Das bedeutet aber selbst bei bürgerbegehrensfreundlicher Auslegung für die Unterzeichner, sie müssen für jedes der elf verkehrspolitischen Ziele erkennen können, ob es tatsächlich in den Wirkungskreis der Stadt fällt und ob der Gemeinderat zuständig ist. Wir meinen, für den Durchschnittsbürger ist das nicht leistbar. Ich möchte Ihnen das zeigen anhand des verkehrspolitischen Ziels 1. Nach diesem verkehrspolitischen Ziel schafft die Stadt Stuttgart an Straßen ihrer Baulast mit Geschwindigkeiten über 30 km/h Radverkehrsanlagen, die vom Fuß- und Kraftfahrzeugverkehr baulich getrennt sind. Und dies setzt die Stadt jährlich an mindestens 15 km Straße um. Will man nun schauen, was der Filter ausfiltert, muss man sich ja folgende Fragen stellen: Welche Straßen stehen in der Baulast der Stadt Stuttgart? Fällt diese Baulast in den eigenen Wirkungskreis der Stadt oder in den übertragenen Wirkungskreis? Und dann, letzte Frage, ist der Gemeinderat deshalb für die Entscheidung über den Bau der Straßen zuständig?

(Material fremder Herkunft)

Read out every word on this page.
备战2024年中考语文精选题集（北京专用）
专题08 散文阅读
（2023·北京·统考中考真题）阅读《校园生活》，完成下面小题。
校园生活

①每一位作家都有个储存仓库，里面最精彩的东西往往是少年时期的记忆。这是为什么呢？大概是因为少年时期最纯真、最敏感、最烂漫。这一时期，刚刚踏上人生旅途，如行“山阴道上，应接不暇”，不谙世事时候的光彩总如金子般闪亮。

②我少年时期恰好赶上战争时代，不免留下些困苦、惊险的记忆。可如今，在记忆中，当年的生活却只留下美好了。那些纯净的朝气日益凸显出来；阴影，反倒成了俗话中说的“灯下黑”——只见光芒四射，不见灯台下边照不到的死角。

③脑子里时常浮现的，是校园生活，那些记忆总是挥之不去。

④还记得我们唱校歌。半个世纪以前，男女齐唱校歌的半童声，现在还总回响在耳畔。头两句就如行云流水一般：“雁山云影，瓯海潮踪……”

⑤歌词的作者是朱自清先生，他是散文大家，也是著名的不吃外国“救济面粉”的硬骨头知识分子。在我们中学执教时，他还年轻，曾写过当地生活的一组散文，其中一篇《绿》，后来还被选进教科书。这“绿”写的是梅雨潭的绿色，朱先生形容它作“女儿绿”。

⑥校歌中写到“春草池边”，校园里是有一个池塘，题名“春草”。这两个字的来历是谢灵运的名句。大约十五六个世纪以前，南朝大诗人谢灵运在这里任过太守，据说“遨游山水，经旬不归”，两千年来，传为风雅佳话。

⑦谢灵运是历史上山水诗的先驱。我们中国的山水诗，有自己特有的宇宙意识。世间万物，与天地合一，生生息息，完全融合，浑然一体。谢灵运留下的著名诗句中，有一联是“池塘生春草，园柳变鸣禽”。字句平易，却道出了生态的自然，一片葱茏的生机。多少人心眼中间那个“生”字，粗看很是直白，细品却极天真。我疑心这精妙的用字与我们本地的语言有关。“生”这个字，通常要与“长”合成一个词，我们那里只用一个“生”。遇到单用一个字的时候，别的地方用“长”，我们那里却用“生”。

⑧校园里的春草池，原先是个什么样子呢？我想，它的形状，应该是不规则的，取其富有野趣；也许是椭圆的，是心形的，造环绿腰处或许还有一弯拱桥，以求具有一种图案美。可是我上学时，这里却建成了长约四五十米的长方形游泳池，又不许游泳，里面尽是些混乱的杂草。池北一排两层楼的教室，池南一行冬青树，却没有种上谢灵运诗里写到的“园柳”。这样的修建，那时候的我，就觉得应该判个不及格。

Eine hinreichend eindeutige Antwort werden die wenigsten Unterzeichner auf diese Fragen geben können. Ich möchte Sie nicht mit zu viel Jura langweilen. Aber ich muss doch darauf hinweisen, wie kompliziert die Rechtslage z. B. bei den Bundesstraßen im Stadtgebiet ist, also z. B. die Heilbronner Straße oder die Neue Weinsteige. Klar ist, für diese Ortsdurchfahrten trägt die Stadt die Straßenbaulast. Aber die weitere Frage, macht sie das jetzt im eigenen oder im übertragenen Wirkungskreis? Da sagt die herrschende Meinung der Jurisprudenz, sie macht das im übertragenen Wirkungskreis, denn es handelt sich um Bundesauftragsverwaltung. Bei der Bundesauftragsverwaltung gibt es ein Weisungsrecht des Bundes bis ganz nach unten, auch gegenüber der Gemeinde. Das bedeutet also für das verkehrspolitische Ziel 1, durch den Filter kommt überhaupt nichts durch, was z. B. die Bundesstraßen betrifft. Wir meinen, das kann ein Durchschnittsbürger nicht erkennen, und kommen deswegen zum Ergebnis: Die Fragestellung, die oben drüber steht, ist nicht hinreichend bestimmt und das Bürgerbegehren schon aus diesem Grund als unzulässig abzulehnen.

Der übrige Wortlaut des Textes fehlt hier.